Rodríguez, también ministra de Hidrocarburos, aseguró que el país enfrenta intentos externos de apropiarse de sus recursos energéticos, afirmando que Venezuela jamás será una «colonia energética» de potencia extranjera. «Es la hora de los valientes. Vamos a resolver esta disputa en paz», subrayó.

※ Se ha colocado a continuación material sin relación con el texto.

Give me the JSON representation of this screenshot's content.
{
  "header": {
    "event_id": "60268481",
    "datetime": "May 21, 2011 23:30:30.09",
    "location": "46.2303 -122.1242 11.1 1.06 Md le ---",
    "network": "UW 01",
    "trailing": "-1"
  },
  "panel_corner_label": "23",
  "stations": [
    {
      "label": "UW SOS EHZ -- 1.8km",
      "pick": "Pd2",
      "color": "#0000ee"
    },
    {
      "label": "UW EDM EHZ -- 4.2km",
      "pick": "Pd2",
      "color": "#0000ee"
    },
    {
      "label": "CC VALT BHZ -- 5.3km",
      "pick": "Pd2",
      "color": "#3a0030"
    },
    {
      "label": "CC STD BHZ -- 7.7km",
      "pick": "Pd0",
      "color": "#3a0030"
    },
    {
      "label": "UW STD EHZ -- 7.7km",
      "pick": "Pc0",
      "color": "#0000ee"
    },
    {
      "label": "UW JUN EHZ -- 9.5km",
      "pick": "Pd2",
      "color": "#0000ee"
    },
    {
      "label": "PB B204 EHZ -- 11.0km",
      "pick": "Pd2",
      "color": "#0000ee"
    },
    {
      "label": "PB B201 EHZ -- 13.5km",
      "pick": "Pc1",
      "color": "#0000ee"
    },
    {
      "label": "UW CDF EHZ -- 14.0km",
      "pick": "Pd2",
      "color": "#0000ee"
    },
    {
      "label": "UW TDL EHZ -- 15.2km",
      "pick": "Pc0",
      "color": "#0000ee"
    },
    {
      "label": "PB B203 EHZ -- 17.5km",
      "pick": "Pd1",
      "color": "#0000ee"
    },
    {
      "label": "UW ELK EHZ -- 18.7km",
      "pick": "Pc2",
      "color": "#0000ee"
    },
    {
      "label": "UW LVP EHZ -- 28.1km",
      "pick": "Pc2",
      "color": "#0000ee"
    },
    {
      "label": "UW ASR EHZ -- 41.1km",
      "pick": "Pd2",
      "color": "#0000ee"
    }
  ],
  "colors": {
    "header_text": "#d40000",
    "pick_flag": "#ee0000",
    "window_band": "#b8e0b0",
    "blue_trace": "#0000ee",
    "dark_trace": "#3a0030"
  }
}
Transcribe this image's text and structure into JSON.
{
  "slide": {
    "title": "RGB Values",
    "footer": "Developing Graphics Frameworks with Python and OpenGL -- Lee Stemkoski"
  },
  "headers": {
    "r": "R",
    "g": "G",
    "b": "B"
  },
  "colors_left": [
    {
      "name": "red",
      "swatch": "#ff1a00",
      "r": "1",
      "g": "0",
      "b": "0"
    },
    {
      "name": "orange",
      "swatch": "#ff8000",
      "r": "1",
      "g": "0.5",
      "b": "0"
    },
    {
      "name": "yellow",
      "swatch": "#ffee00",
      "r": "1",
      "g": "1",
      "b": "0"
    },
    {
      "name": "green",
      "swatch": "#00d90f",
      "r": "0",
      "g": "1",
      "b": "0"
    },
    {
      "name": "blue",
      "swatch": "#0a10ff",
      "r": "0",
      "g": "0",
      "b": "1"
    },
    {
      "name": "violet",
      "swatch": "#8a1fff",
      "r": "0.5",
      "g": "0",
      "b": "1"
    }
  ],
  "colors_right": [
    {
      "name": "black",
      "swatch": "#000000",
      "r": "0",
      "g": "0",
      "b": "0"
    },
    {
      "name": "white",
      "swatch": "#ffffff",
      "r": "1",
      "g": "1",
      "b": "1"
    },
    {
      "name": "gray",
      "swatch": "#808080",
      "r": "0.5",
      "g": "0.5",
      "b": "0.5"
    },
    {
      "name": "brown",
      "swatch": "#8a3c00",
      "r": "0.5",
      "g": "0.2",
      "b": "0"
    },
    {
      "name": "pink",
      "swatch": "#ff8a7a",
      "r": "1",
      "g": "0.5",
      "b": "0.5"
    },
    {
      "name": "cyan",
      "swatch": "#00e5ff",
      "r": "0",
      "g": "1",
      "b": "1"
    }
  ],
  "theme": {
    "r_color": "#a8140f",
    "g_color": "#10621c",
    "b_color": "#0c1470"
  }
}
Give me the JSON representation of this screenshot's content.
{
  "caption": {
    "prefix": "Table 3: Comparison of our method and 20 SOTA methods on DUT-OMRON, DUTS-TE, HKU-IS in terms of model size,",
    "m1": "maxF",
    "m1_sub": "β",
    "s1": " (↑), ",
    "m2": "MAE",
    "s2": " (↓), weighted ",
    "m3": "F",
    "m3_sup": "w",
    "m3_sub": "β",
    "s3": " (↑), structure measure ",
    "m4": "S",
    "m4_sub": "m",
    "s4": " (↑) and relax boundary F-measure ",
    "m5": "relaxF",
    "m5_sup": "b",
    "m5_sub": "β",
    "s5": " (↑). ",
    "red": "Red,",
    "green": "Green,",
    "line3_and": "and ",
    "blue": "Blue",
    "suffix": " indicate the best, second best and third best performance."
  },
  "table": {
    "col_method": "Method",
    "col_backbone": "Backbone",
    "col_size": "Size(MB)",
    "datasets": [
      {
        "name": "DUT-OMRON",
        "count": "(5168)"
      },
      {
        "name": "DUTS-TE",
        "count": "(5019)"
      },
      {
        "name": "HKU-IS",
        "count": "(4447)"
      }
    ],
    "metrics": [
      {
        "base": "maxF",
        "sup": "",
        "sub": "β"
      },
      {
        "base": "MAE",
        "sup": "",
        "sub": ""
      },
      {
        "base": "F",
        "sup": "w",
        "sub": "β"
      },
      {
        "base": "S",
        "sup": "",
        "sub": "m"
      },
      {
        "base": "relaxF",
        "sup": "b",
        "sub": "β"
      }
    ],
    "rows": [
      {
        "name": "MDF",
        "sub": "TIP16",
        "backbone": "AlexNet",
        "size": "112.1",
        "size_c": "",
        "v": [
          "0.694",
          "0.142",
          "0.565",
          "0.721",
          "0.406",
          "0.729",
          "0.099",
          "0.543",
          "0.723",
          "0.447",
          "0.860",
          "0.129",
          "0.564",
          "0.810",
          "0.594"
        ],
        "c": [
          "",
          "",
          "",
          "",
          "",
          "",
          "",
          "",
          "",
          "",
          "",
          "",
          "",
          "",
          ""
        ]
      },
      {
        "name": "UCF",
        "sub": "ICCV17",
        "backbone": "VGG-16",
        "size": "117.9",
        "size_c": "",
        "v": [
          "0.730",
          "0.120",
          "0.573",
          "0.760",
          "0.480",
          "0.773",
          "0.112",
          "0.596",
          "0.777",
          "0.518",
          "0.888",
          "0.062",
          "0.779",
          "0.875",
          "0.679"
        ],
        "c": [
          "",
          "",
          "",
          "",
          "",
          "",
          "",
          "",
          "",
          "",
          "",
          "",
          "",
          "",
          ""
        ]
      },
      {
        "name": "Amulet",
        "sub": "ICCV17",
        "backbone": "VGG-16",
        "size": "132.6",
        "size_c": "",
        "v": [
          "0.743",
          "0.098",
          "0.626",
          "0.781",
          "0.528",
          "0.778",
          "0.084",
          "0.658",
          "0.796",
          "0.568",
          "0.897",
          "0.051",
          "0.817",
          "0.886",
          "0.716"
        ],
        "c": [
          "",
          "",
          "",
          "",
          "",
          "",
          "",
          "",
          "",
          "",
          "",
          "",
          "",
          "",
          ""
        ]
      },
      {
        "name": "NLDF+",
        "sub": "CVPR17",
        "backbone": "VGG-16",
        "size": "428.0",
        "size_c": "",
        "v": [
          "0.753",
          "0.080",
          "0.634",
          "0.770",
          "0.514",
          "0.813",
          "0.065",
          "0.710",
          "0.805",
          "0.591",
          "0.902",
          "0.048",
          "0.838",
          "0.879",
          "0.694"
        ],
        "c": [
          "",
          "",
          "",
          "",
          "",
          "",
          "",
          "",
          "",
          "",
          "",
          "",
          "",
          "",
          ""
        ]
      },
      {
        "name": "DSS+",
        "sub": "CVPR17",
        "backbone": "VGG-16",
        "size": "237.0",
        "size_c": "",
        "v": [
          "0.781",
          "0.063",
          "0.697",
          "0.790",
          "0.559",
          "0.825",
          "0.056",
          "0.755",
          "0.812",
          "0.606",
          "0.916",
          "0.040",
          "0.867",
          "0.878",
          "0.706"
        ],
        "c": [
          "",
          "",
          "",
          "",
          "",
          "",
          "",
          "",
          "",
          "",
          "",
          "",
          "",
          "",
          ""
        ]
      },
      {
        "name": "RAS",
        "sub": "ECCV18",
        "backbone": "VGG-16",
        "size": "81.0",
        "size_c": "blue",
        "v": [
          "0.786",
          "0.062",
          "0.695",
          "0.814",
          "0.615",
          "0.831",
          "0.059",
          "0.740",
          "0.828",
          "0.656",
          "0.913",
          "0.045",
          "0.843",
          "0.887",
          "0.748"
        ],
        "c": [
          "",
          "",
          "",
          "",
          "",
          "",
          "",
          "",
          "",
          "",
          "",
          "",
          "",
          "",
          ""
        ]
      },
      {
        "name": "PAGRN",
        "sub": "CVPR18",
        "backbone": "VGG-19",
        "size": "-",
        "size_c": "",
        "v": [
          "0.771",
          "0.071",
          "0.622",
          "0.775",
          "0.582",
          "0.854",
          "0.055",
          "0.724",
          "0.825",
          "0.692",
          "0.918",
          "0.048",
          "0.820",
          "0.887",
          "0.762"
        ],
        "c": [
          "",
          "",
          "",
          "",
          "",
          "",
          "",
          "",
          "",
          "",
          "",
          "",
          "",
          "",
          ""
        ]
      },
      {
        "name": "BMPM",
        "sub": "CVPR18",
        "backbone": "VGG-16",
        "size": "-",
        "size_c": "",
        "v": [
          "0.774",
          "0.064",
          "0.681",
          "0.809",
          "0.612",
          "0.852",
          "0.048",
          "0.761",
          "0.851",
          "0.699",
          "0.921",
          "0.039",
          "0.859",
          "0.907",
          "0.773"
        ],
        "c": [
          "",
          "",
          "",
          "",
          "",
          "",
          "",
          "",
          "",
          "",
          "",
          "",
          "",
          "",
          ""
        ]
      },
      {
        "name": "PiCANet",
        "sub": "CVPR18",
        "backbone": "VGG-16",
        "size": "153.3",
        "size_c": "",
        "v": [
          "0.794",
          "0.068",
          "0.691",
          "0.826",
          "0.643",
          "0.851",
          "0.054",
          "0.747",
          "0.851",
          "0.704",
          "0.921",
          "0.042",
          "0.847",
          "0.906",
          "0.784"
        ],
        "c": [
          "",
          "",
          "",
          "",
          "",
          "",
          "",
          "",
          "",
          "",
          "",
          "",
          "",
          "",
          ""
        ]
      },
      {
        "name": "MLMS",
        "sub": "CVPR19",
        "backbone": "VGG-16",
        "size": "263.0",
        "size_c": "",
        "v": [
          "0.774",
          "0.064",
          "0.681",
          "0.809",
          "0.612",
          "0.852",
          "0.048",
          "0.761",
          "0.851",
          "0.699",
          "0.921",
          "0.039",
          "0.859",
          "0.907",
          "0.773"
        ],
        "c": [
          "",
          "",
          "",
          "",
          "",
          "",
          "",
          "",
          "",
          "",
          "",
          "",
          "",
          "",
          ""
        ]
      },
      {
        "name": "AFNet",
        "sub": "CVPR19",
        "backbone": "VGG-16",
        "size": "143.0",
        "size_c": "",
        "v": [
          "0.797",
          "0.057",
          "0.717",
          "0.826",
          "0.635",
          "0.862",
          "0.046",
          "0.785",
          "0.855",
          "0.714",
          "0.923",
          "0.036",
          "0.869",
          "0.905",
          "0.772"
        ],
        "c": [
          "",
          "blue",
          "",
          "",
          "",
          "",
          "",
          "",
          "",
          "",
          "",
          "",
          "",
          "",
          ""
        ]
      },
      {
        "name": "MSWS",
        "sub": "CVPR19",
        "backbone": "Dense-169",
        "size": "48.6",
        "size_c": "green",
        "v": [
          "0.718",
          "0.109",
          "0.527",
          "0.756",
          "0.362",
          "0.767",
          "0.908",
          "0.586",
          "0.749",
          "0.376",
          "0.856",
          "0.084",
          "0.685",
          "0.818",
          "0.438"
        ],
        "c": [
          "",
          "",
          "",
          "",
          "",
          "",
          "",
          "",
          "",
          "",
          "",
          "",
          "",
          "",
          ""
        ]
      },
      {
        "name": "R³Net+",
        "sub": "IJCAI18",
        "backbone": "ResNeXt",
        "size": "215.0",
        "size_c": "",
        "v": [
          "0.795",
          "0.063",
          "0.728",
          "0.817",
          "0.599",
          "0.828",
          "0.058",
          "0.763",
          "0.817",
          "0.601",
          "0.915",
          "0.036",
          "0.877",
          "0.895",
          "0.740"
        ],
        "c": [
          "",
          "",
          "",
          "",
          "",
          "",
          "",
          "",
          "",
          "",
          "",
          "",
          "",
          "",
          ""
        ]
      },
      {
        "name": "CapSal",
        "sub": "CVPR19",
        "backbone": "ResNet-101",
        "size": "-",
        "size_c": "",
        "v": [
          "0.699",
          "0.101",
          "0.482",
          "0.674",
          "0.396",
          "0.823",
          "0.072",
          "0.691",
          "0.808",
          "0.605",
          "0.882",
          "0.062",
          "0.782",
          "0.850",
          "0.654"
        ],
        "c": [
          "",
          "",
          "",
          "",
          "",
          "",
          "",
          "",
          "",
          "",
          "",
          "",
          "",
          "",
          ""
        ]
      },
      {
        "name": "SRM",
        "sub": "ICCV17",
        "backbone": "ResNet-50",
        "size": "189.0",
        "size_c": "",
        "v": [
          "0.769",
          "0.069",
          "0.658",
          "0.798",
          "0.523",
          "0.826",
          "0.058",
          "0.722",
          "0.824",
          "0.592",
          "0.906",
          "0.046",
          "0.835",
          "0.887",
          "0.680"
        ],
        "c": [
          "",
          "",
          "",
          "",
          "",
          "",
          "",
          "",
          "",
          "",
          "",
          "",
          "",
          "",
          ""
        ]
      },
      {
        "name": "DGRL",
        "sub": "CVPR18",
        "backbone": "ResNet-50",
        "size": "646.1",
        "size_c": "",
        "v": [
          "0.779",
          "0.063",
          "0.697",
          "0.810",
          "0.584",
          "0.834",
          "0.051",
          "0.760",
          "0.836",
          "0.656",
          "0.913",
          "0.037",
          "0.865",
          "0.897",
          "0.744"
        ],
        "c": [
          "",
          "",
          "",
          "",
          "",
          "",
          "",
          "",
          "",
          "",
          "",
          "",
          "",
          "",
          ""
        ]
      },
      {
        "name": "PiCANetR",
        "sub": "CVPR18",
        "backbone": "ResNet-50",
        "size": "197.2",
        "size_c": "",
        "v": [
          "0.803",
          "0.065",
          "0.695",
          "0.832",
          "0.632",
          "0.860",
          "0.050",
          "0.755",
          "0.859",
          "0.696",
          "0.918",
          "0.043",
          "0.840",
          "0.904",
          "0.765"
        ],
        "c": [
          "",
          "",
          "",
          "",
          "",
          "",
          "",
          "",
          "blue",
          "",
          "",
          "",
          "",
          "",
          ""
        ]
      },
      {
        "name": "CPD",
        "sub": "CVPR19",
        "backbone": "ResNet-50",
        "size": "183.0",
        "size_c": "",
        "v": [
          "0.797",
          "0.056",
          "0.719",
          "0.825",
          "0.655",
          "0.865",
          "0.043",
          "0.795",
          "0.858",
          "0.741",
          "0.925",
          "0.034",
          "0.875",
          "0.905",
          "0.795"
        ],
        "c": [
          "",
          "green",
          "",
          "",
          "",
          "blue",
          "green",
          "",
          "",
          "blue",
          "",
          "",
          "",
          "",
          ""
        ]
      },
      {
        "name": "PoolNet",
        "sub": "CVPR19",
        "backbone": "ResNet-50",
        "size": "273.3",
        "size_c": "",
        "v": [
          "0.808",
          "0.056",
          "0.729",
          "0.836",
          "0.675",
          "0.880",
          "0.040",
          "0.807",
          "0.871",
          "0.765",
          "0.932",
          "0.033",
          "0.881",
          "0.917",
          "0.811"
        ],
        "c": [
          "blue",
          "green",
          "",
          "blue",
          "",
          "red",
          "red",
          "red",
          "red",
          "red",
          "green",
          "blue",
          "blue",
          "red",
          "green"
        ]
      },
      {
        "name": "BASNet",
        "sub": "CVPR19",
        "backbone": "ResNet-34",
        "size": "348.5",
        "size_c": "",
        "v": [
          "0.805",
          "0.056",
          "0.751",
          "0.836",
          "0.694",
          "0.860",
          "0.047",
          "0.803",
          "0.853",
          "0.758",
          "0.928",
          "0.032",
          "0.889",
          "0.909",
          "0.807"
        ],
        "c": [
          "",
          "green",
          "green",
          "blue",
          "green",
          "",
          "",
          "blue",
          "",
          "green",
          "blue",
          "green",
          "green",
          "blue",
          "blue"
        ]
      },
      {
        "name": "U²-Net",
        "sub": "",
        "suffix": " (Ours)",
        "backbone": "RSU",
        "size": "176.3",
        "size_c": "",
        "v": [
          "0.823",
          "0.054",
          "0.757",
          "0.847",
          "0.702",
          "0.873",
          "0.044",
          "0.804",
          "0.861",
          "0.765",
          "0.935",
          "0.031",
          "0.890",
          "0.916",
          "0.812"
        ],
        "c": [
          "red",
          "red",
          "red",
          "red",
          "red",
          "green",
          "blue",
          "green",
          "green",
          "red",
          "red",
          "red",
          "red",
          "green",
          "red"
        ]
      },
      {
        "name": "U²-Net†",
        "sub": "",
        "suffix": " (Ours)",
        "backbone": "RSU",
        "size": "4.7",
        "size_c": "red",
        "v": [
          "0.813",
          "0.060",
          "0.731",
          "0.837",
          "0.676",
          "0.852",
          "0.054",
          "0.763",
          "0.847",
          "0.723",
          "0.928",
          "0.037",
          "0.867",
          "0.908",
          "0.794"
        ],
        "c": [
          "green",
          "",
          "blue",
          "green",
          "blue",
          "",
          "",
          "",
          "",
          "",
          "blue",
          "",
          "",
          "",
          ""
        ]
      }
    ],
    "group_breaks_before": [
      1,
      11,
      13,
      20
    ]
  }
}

Crisis aérea y aislamiento en aumento
El contexto geopolítico coincide con la crisis de conectividad aérea que atraviesa Venezuela tras la advertencia emitida por la Administración Federal de Aviación (FAA) de EE.UU. el 21 de noviembre, que pidió extremar precauciones al sobrevolar Venezuela y el sur del Caribe debido a una “situación potencialmente peligrosa”.
Como consecuencia, numerosas aerolíneas internacionales suspendieron operaciones, obligando a miles de pasajeros a recurrir a viajes por tierra y múltiples vuelos domésticos para alcanzar la frontera con Colombia, desde donde buscan conexiones hacia otros destinos internacionales.
Desde agosto, EE.UU. mantiene un despliegue militar en el Caribe como parte de sus operaciones antidrogas, mientras que Caracas lo ve como un intento de generar presión para favorecer la instalación de “gobiernos títeres” que cedan control de los recursos energéticos del país.